Hence why I've not updated anything or posted much the last couple of days. If you've not already seen it, check out the Are you using the new version of PIX? thread:
Quote:Might as well make the most of an opportunity to provide feedback/comments on one of the best D3D tools going [wink]
Inquiring minds want to know.
In closing... another FAQ entry. Before doing my research I thought there'd be more to include, but seems its actually quite a simple topic. By all means let me know if I've missed anything (and/or any other comments as well):
D3D #20: Direct3D and multi-threading.
With the increasing presence of multi-core and multi-processor systems it is becoming more and more important to consider multi-programming options in your software. Even with traditional single-core CPU's it can be a substantial improvement to delegate resource loading/manipulation to "worker threads" (mostly due to the I/O related stalls when loading from a disk).
The simple rule is to keep all Direct3D related work in a single thread. Some resource-related operations can be improved via multi-threading, but core rendering and pipeline configuration gains nothing from multi-threading.
More specifically, if you do need to use the API across multiple threads you must add the D3DCREATE_MULTITHREADED flag to your IDirect3D9::CreateDevice() call. Adding this flag forces the runtime to take critical sections on most API calls, adding around 100 cycles per call (source) - refer to this list for normal function call times. That's before considering any delays resulting from actual contention. By keeping all device/API access in a single thread you do not need to add this flag, even if other parts of your application are using multiple threads. Good software design should allow you to completely avoid using this flag.
Refer to the "Coding for Multiple Cores" presentation from the GDC 2006 conference (more Microsoft presentations) for more information and general best practices.
As previously mentioned, various resource related algorithms suit a multi-threaded approach. Simple examples are streaming resources from disk, decompressing or extracting resources from virtual file systems. A simple way to mitigate any I/O stalling - either from regular storage of from virtual storage - is to do the I/O loading in the worker thread and then use one of D3DX's "In Memory" functions on the main thread. For example, prefer D3DXCreateTextureFromFileInMemoryEx() over D3DXCreateTextureFromFileEx().
For textures, reading the Multithreaded texture loading again... discussion (from the DirectXDev mailing list) is a good idea. Creating a texture using the null reference (D3DDEVTYPE_NULLREF) and in the D3DPOOL_SCRATCH pool in a separate thread should then be loaded using D3DXLoadSurfaceFromMemory() on the device/main thread. However, comments on the same mailing list suggest that better performance can be achieved by "rolling your own" loading/copying mechanism. As with many things it's a trade-off between simple or complex code and good or better performance.
It is worth noting that you can have the main device thread lock a resource and pass the pointer to a worker thread to perform the real work. Be sure to do a lock/copy/unlock operation and then pass the data to a worker thread - otherwise the threads (and GPU) will be synchronized until the work is complete thus gaining no multi-threading advantage! Be careful to make copies of the locked data (it will be invalidated after an unlock operation).
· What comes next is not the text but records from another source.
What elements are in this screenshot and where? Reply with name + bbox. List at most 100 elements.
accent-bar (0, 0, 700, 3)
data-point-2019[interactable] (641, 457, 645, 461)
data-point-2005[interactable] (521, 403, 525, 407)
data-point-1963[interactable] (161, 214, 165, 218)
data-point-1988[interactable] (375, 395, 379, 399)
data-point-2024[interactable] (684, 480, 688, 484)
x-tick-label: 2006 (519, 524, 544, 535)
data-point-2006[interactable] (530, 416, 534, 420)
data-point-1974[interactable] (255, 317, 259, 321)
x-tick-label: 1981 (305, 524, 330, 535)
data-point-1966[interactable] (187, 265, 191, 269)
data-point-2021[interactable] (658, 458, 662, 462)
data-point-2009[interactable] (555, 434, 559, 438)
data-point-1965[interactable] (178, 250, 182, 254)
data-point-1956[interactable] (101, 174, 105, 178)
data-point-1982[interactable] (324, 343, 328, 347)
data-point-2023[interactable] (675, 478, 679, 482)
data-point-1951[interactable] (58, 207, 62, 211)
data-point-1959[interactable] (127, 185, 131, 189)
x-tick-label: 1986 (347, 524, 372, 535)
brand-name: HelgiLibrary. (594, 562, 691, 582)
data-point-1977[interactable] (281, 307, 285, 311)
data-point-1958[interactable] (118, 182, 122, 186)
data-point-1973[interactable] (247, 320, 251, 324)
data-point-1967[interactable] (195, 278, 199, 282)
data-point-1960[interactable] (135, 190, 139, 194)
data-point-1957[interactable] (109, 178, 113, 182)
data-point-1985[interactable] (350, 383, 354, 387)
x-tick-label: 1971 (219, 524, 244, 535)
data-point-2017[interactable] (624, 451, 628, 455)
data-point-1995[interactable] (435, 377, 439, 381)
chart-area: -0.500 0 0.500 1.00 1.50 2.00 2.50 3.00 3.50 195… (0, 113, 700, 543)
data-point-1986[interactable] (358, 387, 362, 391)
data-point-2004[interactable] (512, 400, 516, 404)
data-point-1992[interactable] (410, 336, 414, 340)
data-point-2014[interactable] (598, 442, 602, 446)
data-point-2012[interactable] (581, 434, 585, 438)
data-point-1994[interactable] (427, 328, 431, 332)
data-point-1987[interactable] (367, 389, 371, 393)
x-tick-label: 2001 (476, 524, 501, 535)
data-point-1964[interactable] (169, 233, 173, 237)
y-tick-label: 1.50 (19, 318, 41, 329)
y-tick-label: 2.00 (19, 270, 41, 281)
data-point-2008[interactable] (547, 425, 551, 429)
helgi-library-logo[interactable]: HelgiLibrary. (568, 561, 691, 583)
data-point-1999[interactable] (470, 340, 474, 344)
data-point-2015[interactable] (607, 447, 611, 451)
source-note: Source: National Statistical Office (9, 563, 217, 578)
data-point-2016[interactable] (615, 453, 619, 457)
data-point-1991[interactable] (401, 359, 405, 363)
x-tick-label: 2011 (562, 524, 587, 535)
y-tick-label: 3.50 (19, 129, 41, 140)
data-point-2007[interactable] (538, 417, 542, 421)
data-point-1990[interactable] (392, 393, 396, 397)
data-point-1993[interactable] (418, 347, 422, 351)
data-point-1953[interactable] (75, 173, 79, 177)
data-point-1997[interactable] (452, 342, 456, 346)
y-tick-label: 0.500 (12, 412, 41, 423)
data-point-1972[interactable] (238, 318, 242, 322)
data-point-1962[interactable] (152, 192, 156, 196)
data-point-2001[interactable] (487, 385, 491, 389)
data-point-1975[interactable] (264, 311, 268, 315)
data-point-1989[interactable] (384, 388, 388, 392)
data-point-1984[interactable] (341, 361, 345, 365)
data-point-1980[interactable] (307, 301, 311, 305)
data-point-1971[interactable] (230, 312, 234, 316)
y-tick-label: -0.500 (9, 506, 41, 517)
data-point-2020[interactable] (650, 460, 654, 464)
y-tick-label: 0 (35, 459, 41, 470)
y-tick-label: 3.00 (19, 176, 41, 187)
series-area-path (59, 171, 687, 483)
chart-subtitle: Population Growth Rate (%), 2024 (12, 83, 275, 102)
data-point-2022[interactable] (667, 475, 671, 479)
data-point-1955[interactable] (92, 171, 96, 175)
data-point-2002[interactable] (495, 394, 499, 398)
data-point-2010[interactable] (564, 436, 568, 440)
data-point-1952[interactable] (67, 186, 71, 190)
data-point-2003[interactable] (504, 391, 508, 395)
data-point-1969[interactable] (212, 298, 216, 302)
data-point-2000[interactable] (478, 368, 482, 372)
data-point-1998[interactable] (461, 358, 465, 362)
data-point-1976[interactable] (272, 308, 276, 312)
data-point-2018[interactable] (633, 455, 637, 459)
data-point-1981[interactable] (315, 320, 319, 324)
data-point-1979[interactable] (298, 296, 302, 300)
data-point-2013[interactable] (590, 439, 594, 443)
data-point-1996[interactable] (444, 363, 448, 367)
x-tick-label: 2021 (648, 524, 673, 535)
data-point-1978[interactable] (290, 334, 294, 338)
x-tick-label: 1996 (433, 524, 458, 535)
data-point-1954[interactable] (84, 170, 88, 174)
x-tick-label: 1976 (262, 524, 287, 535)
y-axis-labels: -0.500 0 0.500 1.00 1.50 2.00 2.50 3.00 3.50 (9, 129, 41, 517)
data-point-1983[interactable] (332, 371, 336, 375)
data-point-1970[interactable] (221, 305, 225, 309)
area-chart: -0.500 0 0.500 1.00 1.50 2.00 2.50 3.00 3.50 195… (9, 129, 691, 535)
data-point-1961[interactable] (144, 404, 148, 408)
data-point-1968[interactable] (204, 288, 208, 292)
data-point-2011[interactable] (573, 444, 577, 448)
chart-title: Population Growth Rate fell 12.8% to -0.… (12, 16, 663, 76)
Compiling and creating shaders and effects is also a tempting candidate for a multi-threaded approach. Note that the D3DXCreateEffect() will create device objects, thus should either be protected using the D3DCREATE_MULTITHREADED flag or should only be run on the main device thread. To migrate this to a worker thread consider using ID3DXEffectCompiler (the API form of the command line fxc.exe) and passing the results to the main thread where D3DXCreateEffect() can be used. Use of D3DXCompileShader() should be safe across multiple threads as it doesn't require device interaction and the returned byte code can be passed to the main thread to create the actual vertex/pixel shader. Refer to the Building Effects in a Worker Thread discussion on the DirectXDev mailing list.
However, as a general note, run-time creation of a large number of shaders is always going to be slow such that the best performance win might be to compile shaders as part of the build process.
It is worth noting that D3DX10 has a powerful multi-threaded model that should allow easy utilization of a multi-core host system. More details required?